Pabst, for example, mostly made affordable beers in America in 2010. However, in the same year, they launched the Pabst Blue Ribbon 1844, in China, which costs USD44 per bottle (!!!)

This kind of product positioning in marketing is the corporate equivalent of ‘new city, new me’. Like Pabst, you can use your brand’s/ products’ lack of global renown to create a new identity for yourself.

4. Be Sneaky About Diversified Products

It is difficult to be sneaky in the age of the Internet.

However, it is best to not heavily advertise your corporate name with a new product, if it meets both the following conditions: 

  • The positioning of the product is wildly different from what you normally produce.
  • Your brand is very well known in the market. 

Such was the case for Tata when they acquired Jaguar- the luxury car brand. Tata, an Indian conglomerate, is known to manufacture essential goods and cars that cost a little over USD4000.

Therefore, directly associating with Jaguar would have been counterproductive.

So, unless an internet user does research on who owns what, there is no way of knowing that the everyman brand owns the pillars of luxury that are Jaguar and Land Rover. 

Similarly, if your business is wildly positioning a product to a completely different market, it is best to try and not flaunt your corporate name with the new venture.

5. Double Down on Your Unique Selling Point

Your Unique Selling Point (USP) can prove to be an invaluable tool in positioning your product and giving you a competitive advantage over other companies. 

If you’re a sixth-generation acoustic guitar creator, double down on that and flaunt that.
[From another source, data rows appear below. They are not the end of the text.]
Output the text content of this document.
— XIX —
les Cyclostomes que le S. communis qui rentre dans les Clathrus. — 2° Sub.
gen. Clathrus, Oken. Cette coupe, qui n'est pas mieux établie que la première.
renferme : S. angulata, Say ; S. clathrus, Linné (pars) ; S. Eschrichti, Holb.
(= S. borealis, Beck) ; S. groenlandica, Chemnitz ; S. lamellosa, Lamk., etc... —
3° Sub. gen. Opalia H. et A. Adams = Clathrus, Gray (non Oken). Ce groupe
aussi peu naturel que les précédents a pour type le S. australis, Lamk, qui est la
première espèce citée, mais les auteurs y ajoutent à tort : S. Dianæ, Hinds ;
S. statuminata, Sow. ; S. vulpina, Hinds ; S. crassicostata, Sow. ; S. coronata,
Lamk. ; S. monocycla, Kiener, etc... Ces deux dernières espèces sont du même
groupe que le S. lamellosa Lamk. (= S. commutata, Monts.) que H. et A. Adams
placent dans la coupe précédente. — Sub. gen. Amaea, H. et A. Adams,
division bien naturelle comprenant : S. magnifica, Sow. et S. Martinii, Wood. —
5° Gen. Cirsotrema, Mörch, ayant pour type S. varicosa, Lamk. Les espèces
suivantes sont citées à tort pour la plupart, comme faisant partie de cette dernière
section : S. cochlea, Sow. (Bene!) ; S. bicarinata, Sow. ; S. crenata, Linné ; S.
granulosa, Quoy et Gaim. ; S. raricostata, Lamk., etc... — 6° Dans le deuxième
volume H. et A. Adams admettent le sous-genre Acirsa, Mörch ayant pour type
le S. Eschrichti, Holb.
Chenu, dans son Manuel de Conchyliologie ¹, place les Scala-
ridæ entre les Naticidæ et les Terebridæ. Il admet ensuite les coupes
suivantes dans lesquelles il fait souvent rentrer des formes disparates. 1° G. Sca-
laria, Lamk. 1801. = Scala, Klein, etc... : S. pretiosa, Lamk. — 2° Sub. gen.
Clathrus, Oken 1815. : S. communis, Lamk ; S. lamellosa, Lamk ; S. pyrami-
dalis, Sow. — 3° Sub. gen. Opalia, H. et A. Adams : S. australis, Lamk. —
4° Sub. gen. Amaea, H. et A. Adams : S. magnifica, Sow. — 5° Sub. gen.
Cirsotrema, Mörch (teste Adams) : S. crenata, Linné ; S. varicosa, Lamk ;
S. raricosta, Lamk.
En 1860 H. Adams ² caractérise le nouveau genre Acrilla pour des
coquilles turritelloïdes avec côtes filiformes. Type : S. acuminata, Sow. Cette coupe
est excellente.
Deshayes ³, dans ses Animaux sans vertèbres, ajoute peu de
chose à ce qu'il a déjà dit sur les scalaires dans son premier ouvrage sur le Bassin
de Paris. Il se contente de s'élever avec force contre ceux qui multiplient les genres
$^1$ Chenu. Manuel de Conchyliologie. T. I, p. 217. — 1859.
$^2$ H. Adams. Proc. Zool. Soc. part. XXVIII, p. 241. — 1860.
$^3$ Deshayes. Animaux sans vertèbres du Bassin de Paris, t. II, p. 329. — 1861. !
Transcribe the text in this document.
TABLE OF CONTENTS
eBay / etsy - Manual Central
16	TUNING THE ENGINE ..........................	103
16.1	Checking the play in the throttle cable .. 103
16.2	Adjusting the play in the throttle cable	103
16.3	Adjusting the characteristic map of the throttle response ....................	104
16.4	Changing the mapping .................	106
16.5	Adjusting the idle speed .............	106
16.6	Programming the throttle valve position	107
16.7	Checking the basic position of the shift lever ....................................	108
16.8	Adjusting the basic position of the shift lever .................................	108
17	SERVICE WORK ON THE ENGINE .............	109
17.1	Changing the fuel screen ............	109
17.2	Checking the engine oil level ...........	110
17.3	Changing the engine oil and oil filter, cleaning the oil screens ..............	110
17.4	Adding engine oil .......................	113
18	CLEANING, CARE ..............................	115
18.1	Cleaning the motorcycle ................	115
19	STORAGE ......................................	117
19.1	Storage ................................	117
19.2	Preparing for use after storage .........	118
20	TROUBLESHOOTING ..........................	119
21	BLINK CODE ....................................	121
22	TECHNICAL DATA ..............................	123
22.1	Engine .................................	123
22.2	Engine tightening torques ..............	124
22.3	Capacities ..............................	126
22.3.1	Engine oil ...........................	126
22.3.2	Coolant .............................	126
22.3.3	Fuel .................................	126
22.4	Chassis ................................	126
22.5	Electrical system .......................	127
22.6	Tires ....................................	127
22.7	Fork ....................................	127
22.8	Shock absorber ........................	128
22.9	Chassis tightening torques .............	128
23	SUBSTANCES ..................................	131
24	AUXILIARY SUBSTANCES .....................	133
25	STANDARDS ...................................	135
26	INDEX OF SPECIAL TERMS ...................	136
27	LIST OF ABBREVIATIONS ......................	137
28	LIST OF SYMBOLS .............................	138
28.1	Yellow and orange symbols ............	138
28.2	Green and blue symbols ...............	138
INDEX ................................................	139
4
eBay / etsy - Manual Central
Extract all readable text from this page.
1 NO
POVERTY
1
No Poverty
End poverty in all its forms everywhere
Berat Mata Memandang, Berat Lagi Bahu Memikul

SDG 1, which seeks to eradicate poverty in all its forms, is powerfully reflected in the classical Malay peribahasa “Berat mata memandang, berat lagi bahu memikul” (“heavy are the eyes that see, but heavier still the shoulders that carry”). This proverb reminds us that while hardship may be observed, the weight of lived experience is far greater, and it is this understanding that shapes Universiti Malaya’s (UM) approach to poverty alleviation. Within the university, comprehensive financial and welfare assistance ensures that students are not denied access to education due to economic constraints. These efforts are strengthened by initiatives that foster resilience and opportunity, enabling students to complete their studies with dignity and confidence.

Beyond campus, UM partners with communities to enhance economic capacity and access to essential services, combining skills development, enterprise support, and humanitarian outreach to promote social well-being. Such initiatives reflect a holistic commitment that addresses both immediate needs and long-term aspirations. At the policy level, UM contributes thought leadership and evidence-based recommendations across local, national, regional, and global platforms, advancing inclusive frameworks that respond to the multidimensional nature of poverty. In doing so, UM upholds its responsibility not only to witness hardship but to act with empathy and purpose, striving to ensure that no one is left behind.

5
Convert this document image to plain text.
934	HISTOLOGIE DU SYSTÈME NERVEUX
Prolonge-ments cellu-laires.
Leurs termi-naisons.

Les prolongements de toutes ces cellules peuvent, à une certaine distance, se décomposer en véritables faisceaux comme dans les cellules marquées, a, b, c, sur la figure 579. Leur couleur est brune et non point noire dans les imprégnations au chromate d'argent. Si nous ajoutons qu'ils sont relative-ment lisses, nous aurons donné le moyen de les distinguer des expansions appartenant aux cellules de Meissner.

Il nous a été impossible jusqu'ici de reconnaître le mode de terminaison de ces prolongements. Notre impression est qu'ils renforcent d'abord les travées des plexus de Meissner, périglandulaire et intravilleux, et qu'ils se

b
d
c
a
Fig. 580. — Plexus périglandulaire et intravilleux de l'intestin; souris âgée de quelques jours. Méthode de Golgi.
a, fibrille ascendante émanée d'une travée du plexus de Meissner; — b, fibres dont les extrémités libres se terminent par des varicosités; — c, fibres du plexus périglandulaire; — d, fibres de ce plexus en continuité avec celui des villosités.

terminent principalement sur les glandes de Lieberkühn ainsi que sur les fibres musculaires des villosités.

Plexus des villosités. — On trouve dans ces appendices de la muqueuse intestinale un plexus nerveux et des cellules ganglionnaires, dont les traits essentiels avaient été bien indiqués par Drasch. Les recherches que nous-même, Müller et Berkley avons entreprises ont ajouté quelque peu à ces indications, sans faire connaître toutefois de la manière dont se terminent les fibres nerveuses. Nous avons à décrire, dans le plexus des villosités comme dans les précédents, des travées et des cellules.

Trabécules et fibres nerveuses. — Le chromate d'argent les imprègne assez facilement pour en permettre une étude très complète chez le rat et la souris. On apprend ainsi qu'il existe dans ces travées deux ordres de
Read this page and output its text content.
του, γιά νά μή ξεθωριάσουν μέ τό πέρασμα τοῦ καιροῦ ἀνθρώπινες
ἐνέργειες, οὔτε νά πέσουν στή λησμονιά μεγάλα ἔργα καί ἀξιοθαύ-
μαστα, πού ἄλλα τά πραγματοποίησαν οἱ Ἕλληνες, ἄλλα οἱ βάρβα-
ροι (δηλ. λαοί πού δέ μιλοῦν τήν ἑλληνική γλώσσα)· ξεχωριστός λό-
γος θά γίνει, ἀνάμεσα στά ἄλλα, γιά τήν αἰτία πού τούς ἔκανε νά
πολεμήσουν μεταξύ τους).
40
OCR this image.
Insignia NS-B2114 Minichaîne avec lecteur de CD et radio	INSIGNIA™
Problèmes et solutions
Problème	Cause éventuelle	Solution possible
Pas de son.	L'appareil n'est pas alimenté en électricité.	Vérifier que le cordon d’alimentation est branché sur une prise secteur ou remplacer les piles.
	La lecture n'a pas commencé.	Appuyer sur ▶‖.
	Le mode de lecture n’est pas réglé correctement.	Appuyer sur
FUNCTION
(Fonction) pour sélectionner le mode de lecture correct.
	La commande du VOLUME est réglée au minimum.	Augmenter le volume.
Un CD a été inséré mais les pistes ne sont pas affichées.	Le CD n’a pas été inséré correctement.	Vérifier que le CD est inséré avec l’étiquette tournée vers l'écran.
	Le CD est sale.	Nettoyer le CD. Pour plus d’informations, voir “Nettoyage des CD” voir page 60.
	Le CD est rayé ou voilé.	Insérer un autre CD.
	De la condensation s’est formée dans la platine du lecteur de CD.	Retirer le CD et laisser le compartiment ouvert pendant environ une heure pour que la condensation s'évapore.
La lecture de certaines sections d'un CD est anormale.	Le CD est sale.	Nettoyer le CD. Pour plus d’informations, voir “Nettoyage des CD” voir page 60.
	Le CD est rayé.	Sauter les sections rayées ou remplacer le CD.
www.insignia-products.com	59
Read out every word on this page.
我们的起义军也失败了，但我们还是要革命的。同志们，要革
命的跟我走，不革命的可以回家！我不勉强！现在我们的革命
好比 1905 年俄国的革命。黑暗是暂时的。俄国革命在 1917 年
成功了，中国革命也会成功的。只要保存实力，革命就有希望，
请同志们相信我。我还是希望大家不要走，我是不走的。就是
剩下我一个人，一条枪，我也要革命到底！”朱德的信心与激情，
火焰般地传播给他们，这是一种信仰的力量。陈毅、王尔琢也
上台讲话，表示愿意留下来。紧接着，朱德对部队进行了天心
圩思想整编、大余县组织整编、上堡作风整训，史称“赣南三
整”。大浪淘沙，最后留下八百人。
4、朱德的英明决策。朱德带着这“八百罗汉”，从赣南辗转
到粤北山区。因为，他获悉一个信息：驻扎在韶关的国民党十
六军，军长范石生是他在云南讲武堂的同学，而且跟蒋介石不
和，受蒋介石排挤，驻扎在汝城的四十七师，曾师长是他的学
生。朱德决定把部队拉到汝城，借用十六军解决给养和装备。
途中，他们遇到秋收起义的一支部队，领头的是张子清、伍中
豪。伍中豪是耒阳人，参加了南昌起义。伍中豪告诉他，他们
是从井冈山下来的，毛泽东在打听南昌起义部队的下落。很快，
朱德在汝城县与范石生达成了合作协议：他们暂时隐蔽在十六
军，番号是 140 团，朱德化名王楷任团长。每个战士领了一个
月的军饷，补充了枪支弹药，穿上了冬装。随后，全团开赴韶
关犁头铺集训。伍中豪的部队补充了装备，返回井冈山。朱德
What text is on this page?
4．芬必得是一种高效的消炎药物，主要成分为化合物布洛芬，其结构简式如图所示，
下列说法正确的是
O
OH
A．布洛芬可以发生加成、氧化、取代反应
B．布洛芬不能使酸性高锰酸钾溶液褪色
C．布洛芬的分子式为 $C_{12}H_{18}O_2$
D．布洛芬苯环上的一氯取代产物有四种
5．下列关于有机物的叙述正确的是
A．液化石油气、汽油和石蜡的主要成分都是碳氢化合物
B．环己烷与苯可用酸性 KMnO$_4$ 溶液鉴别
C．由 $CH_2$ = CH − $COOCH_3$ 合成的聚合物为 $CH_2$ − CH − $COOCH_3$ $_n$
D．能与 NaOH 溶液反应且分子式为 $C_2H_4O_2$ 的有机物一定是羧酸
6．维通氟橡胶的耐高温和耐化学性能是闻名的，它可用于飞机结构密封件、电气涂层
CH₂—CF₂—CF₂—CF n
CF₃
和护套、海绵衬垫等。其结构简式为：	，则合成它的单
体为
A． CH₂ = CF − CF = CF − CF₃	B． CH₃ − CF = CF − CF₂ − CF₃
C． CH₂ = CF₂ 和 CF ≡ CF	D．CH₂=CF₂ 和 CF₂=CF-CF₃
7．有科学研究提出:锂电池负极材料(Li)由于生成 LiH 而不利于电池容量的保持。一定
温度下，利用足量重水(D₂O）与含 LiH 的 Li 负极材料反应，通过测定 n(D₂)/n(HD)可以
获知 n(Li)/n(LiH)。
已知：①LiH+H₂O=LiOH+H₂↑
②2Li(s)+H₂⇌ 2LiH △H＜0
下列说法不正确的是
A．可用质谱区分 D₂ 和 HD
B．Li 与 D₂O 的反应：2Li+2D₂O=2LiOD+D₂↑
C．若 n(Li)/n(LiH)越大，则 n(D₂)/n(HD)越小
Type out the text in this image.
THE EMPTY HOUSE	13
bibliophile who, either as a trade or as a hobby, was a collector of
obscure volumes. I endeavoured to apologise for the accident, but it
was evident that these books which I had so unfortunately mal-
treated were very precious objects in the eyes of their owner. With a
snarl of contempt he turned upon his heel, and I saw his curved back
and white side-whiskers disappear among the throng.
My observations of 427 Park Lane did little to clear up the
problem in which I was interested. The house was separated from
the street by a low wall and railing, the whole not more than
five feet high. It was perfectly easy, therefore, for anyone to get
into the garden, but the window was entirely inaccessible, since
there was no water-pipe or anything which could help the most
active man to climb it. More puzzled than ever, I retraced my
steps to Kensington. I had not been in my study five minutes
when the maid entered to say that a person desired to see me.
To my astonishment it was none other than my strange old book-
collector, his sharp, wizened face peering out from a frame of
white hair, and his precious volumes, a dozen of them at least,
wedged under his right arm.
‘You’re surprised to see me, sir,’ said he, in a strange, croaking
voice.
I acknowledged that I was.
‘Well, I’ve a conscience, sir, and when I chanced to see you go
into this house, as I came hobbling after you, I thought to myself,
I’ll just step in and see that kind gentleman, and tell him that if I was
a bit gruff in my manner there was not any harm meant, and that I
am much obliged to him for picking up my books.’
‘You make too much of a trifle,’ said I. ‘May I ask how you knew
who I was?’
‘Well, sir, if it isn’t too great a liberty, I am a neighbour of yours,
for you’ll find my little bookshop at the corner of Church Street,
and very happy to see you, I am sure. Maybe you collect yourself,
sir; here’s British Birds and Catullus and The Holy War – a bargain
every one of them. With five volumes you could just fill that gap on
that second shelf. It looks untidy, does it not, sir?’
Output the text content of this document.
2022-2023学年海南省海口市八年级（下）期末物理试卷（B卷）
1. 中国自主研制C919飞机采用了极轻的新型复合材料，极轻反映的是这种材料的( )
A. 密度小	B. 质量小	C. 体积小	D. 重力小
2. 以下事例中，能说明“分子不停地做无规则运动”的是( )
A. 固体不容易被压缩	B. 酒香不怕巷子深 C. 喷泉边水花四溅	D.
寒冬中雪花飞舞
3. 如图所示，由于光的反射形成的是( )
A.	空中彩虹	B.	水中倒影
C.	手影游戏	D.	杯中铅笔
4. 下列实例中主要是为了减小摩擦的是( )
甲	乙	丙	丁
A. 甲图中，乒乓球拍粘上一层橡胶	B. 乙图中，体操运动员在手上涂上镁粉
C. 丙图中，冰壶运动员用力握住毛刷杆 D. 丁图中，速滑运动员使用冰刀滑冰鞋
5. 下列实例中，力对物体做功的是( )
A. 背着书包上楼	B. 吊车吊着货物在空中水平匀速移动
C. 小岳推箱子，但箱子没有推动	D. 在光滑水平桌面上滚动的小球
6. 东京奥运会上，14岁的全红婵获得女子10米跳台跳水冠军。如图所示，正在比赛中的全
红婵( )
All the guitar purists will be lining up to buy your creations. 

If your software is the only one with unreplicable tech, market that so that consumers come flocking to you. 

Your USP can create a position for your product that no one else can occupy, granted the USP is valued highly by the target market.

In Conclusion

Product positioning in marketing is crucial and crafting a unique position for yourself can be a game-changer for you and your brand.

Most consumers considered the Xbox as an inferior console to the PlayStation. So, Microsoft changed the tide by shifting its focus from hardware to software.

Building that unique position, getting it right is a combination of research, trial and error, and persistence. This is especially true if your aim is to get a new product to a new market.

It takes time, effort, and quality for newly positioned products to work.

However, doing this- positioning your products effectively, crafting a distinctive identity for your products is much better than trying to be the same in a potentially saturated market.